Coût de la vie étudiante selon les villes universitaires

Le coût des études varie du simple au double selon les villes

 

Comme annoncé dans l’enquête de l’UNEF publiée le vendredi 14 août, le coût de la vie augmentera de 1,1% à la rentrée 2015 : c’est cinq fois plus que l’inflation pour le reste de la population. Alors que le gouvernement ne pré­voit qu’une revalorisation de 0,2% des bourses étudiantes, cette perte de pouvoir d’achat ne sera pas sans consé­quences. Les familles auront plus de difficultés à aider leurs enfants et les étudiants seront davantage contraints d’exercer une activité salariée pendant l’année universitaire

 

Soutien des collectivités territoriales à la vie étudiante : une inégalité très forte

Cette augmentation du coût de la vie est variable en fonction des villes universitaires. Sans surprise, le niveau des loyers est le facteur le plus influent sur le coût des études : variant de 795 euros à Paris à 332 euros à Brest, l’impact territorial en la matière est très important pour le pouvoir d’achat.

Un autre facteur détermine la variation du coût de la vie en fonction des villes universitaires : les politiques des col­lectivités territoriales à destination des étudiants. Qu’il s’agisse des coûts des transports (de 8,33 euros par mois à Toulouse à 31,70 euros à Rennes) ou encore d’aides dé­veloppées pour les étudiants (à l’instar des chèques santé développés par plusieurs régions pour permettre l’accès à une complémentaire santé), les collectivités territoriales interviennent sur plusieurs thématiques de la vie étudiante.

Sur ce sujet, les inégalités selon les territoires sont im­portantes. Les tarifs pratiqués dans les transports aug­mentent de 2,6% en moyenne (+18% à Lille pour les boursiers), les loyers également (+1,8% à Strasbourg)… Là où davantage de moyens sont mis pour les étudiants (à Paris, la municipalité a mis en place l’encadrement des loyers et les tarifs pour les transports baissent), le coût de la vie diminue au contraire pour les étudiants.

 

Baisse des subventions aux collectivités : un risque d’augmentation du coût de la vie

L’Etat porte une responsabilité dans cet affaiblissement de la capacité des collectivités à permettre à tous de faire des études. L’absence de politique universelle en terme d’aides sociales (seul un quart des étudiants est boursier) crée des inégalités que villes et régions ne peuvent que difficilement compenser. De plus, la baisse drastique des subventions aux collectivités territoriales vient saper les capacités des collectivités à investir davantage pour les jeunes, d’où certaines augmentations dans les transports.

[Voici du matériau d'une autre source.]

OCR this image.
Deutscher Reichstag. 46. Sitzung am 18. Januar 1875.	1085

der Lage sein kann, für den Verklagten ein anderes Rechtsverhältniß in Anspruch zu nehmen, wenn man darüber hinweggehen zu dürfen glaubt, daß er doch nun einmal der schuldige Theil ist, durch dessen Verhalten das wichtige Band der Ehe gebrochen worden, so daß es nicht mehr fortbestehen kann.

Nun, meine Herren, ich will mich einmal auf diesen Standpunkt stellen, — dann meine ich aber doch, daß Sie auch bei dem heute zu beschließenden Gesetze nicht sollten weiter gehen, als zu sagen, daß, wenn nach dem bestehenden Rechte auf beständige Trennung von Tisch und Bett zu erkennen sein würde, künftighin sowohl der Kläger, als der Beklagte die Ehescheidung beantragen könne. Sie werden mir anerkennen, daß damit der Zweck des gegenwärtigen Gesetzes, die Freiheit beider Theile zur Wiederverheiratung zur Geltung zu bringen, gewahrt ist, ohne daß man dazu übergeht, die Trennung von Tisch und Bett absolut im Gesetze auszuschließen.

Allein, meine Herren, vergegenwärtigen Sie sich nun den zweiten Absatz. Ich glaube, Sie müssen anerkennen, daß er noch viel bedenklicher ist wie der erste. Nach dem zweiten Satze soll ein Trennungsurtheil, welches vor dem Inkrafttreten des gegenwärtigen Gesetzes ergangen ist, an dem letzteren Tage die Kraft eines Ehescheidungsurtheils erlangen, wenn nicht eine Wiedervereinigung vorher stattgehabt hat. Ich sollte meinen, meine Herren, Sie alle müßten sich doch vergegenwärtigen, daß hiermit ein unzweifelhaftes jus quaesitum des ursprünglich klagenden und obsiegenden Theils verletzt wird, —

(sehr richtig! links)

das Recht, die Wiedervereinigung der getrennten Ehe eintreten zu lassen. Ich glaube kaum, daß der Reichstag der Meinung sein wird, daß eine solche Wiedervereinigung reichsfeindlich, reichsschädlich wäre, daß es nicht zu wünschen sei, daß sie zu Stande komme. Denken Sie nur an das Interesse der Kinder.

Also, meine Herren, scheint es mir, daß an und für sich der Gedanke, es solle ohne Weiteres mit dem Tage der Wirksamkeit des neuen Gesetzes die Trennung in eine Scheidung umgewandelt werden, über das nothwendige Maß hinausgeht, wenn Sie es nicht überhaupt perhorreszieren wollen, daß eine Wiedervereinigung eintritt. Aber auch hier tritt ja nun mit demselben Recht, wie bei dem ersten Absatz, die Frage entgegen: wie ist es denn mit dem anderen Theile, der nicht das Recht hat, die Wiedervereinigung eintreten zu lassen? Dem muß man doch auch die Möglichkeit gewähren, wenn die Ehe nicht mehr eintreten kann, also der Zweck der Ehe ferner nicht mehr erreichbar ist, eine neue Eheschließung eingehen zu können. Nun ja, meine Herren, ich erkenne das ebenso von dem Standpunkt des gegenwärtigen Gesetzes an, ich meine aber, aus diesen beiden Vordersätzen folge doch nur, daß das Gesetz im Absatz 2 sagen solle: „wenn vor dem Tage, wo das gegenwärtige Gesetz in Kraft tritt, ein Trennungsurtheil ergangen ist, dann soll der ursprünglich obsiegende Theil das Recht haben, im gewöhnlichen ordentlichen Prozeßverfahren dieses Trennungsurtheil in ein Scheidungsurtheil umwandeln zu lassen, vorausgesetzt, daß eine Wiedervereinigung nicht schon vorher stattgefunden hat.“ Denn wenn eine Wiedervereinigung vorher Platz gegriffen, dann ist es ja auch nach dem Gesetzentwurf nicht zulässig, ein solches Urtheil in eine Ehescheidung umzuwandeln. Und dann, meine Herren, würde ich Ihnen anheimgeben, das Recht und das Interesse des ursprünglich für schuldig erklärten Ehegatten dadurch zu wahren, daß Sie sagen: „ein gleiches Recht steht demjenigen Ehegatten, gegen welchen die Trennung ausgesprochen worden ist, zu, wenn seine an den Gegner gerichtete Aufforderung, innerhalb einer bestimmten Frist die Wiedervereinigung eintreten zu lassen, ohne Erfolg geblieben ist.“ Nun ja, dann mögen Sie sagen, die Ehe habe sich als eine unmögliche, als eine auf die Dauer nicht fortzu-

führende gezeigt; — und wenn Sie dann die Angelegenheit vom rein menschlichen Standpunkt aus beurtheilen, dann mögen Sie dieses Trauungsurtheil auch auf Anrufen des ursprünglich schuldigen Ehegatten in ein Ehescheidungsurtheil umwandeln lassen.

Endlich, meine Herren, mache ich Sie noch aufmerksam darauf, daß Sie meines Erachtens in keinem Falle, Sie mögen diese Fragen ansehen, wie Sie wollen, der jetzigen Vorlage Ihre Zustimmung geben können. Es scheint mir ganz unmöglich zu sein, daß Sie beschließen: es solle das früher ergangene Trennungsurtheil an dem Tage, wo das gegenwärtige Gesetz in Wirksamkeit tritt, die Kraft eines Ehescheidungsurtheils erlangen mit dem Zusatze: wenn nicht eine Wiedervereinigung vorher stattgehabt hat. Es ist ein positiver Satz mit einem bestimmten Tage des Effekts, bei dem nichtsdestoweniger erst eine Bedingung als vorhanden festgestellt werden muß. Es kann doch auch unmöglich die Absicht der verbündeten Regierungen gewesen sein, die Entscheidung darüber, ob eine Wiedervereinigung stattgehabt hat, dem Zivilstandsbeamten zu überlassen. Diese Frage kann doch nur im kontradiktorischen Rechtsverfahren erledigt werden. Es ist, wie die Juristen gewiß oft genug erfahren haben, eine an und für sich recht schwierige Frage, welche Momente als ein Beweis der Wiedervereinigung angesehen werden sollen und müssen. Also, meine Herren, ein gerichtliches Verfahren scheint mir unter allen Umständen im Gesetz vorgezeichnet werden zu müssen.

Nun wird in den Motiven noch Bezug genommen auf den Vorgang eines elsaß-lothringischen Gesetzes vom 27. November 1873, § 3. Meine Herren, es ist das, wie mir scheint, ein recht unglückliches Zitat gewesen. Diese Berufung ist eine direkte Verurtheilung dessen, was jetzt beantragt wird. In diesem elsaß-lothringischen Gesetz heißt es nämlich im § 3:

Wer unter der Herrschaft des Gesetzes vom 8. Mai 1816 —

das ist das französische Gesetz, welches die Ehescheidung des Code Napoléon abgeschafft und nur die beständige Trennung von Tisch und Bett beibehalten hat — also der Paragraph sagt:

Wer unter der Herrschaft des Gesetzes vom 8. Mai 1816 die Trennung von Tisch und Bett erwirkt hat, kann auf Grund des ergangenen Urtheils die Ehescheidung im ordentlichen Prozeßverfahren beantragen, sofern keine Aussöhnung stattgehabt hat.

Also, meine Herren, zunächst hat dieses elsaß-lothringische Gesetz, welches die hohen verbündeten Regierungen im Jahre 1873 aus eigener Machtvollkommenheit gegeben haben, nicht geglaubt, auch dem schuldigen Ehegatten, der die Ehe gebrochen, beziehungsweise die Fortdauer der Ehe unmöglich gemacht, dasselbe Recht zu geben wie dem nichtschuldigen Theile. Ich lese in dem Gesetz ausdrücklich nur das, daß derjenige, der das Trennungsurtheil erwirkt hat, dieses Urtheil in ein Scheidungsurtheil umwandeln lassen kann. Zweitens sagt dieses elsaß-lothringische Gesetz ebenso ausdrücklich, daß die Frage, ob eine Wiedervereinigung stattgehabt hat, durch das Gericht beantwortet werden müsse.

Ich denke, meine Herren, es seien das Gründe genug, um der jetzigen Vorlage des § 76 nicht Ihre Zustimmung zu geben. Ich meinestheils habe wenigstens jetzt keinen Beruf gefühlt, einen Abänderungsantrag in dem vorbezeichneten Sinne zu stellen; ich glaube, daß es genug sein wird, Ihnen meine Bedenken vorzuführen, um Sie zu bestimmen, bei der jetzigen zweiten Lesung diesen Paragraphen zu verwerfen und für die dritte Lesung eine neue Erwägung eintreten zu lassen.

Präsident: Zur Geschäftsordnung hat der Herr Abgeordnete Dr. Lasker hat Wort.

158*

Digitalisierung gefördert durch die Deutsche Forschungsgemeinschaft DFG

La décision de fusionner les régions remet également en cause certains dispositifs développés par celles-ci. En cas de fusion entre une région proposant une aide et une autre ne la proposant pas, le risque est grand pour les étudiants de voir tout simplement l’aide disparaitre. Dans le cas de la future grande région Champagne-Ardenne/ Lorraine/Alsace, les deux premières versaient un chèque santé de 75 ou 80 euros par an à tous les étudiants boursiers, la dernière ne mettait en place aucun disposi­tif. Quel sera l’avenir du chèque santé sur ce territoire.

 

Des mesures doivent être prises pour garantir l’égali­té sur tout le territoire

A travers ce classement, l’UNEF fait ressortir l’im­pact territorial pour le coût des études des 20 principales villes universitaires de France. Il per­met de faire ressortir de fortes inégalités en fonc­tion de la ville, ainsi que les bonnes pratiques per­mettant de réduire le coût de la vie étudiante développées par les collectivités territoriales.

Alors que les prochains mois verront l’élaboration du budget 2016 et donc les budgets alloués aux collectivités territoriales, ainsi que les élections régionales au mois de décembre, l’UNEF revendique un engagement du gouvernement et des candidats aux élections locales pour une égalité des étudiants sur tout le territoire :

– Une revalorisation des bourses de 5% pour compenser la perte de pouvoir d’achat des boursiers depuis le début du quinquennat

– 150 000 nouveaux boursiers pour que tous les étudiants dont les parents ont un salaire inférieur au salaire médian soient couverts par le système

– L’application de l’encadrement des loyers dans toutes les villes universitaires

– La généralisation d’un demi-tarif étudiant dans les transports

– La création d’un chèque santé national pour l’accès de tous à une complémentaire santé, et leur extension dans le cadre des fusions des régions dans le court terme

– La généralisation de l’encadrement des loyers dans les agglomérations universitaires

 

 *Les données concernant les loyers proviennent de notre partenaire Locservice.